2021 Free Agents: Victor Oladipo, Trevor Ariza, Udonis Haslem, Kendrick Nunn, Duncan Robinson, Dewayne Dedmon, Goran Dragic (Team Option), Andre Iguodala (Team Option)
2021-22 Salary on the books: $113,790,496
2020-21 Strengths: 2-pt% (7th), Points-Defense (7th), Field Goal % Defense (8th), Defensive Rating (7th), Assists (9th), Steals (9th)
2020-21 Weaknesses: Field Goal Attempts (30th), Blocks (30th), Offensive Rebounds (29th), Total Rebounds (30th), Pace (29th), Points-Offense (25th),
Possible Free Agent Gets: Kyle Lowry (PG), DeMar DeRozan (SG), Lonzo Ball (PG), Dennis Schroder (PG), Richaun Holmes (C), Evan Fournier (SG), Kelly Oubre (SG), Tim Hardaway Jr (G/F), Derrick Rose (G), Lou Williams (G), Montrezl Harrell (F/C)
Without rebounding talent, the Heat were always going to drown. They couldn’t compete with loaded offensive teams in their own conference like the Bucks, Sixers, and Nets if they were not shooting the ball well and because Bam doesn’t stretch the offense, lacking a three-point weapon, the Heat were often hustling from behind. Their records against the Bucks, Sixers, and Nets were 3-6, a predictor of what would happen in the playoffs. All three of those teams have bigs who can launch threes. The Heat do not. Plus. No rebounds. No rings.

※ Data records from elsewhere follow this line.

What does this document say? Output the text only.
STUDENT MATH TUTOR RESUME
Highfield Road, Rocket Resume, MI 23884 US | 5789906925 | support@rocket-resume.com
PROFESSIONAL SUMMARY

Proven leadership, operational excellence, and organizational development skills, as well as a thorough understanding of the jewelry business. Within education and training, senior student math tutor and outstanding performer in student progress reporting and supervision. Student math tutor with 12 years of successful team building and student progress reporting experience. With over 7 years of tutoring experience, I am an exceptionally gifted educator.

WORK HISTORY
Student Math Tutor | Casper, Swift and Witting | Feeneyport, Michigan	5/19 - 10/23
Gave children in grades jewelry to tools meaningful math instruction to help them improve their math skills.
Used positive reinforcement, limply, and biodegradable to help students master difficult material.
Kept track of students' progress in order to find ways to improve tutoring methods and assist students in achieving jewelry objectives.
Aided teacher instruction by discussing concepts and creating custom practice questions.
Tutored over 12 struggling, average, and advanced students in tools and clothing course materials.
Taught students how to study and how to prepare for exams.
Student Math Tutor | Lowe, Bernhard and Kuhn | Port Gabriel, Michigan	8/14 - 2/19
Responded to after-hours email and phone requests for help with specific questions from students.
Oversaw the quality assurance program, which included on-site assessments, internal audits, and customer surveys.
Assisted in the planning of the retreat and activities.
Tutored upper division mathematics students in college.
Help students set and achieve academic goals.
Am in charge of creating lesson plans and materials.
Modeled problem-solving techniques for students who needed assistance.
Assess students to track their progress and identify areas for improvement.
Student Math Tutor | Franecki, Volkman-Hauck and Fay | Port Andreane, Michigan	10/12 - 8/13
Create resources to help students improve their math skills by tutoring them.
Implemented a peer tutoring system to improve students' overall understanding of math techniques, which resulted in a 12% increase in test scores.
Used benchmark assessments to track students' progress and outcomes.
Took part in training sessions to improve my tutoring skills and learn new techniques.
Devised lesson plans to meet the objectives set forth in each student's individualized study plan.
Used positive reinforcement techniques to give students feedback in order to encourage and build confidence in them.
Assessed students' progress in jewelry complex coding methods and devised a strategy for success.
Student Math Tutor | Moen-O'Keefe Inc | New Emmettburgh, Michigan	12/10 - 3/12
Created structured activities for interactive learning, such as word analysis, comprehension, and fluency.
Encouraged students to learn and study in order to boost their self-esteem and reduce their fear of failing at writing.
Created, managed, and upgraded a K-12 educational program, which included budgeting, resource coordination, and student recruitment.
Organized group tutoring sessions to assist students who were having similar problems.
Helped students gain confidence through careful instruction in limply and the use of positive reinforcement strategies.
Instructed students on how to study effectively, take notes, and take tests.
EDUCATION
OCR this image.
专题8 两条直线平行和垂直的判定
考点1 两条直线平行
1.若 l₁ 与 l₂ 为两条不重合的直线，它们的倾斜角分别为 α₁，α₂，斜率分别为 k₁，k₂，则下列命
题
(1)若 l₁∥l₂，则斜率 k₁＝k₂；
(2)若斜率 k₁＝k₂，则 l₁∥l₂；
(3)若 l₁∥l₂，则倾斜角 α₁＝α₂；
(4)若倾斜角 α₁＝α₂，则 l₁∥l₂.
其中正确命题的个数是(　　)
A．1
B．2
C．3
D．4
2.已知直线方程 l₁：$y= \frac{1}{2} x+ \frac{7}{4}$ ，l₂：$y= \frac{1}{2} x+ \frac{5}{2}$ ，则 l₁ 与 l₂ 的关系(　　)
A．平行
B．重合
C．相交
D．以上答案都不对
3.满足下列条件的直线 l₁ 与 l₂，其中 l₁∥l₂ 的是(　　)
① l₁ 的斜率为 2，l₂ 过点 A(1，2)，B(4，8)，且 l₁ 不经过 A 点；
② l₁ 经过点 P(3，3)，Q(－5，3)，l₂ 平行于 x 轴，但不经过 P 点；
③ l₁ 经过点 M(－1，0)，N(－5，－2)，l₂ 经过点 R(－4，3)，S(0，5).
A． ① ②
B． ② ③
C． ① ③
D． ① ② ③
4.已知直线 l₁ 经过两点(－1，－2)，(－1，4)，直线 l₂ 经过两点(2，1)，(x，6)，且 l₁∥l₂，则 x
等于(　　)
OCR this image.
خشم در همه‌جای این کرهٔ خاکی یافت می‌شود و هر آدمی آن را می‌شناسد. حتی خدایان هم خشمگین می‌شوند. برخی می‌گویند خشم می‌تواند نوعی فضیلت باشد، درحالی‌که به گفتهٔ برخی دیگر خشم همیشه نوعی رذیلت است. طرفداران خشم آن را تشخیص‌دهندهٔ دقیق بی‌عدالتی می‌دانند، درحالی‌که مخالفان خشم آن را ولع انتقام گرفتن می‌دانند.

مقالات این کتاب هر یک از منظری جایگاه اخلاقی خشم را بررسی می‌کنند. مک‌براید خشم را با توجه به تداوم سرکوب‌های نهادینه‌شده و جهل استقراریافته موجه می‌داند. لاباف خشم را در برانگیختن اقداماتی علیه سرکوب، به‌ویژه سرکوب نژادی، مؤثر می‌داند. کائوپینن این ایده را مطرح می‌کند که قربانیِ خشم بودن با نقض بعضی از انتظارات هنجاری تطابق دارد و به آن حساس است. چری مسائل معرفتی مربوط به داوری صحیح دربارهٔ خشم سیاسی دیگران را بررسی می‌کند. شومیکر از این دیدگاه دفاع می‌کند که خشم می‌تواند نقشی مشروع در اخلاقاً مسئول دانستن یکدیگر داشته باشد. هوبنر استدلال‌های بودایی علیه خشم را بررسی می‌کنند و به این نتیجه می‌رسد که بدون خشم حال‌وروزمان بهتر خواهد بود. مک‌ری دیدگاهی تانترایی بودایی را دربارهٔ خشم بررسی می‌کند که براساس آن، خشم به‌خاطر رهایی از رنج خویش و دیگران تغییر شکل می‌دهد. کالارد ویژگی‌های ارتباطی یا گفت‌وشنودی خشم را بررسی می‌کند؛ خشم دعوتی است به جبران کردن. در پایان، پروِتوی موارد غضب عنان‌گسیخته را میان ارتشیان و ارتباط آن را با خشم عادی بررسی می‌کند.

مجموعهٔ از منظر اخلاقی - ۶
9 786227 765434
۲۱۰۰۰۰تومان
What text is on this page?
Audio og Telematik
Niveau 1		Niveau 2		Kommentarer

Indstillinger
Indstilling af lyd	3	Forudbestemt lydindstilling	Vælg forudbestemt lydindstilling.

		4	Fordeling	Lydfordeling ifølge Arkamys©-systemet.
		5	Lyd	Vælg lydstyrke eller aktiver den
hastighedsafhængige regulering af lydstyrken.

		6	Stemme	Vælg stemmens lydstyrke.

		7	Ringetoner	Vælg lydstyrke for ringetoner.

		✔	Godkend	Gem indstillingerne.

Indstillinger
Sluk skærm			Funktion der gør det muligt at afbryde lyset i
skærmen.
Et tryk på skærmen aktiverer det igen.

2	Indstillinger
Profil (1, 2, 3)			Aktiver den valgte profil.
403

More offensive issues: Tyler Herro’s three-point game dropping off. He underperformed against Chicago (0.0%), Cleveland (0.0%), Dallas (25.0%), Denver (20%), Detroit (20%), Indiana (16.7%), Milwaukee (26.3%), OKC (20.0%), Phoenix (11.1%), Utah (25.0%). Rumors about his off-the-court behavior coupled with weaknesses on defense caused a lot of people to lose patience. Pat Riley has made public comments about Tyler Herro, saying he is part of the core group of players he wants to keep. Riley is shrewd. Does he really mean it or is he setting the price for Herro to use as a chip to get more stretch shooting?
Kendrick Nunn was the opposite. Improvements in fg%, 3-pt%, ft%, total rebounds, offensive rating, and PER. Nunn is an unrestricted free agent the Heat can’t afford to lose because he’s an athletic shooting threat and will be an attractive point guard on the open market.
The Heat need to address their lack of explosiveness and rim protection, as well as rebounding. They are loathed to admit it but they miss Hassan Whiteside who is a free agent this off-season. With Whiteside, they were a top-10 team in rebounding and blocks. Without him, they are at the bottom.
Apologists want to blame the quick turnaround for why the Heat underperformed this season and while that is significant, there are bigger elephants in the room. The Heat have issues with their bigs spacing the floor now that Kelly Olynyk is gone. Bam didn’t meet expectations. The Victor Oladipo trade was a disaster.
Charles Barkley has another way of looking at what happened to Miami. He blames their underperformance on the bubble, liking them to frauds because they thrived in arenas without fans. The bubble was an artificial environment the Heat used to their advantage, Barkley believes. But other professions- doctors for one- did the same exact thing because of the circumstance. Where Barkley is right is that the Heat have not arrived. It’s not 2012 all over again.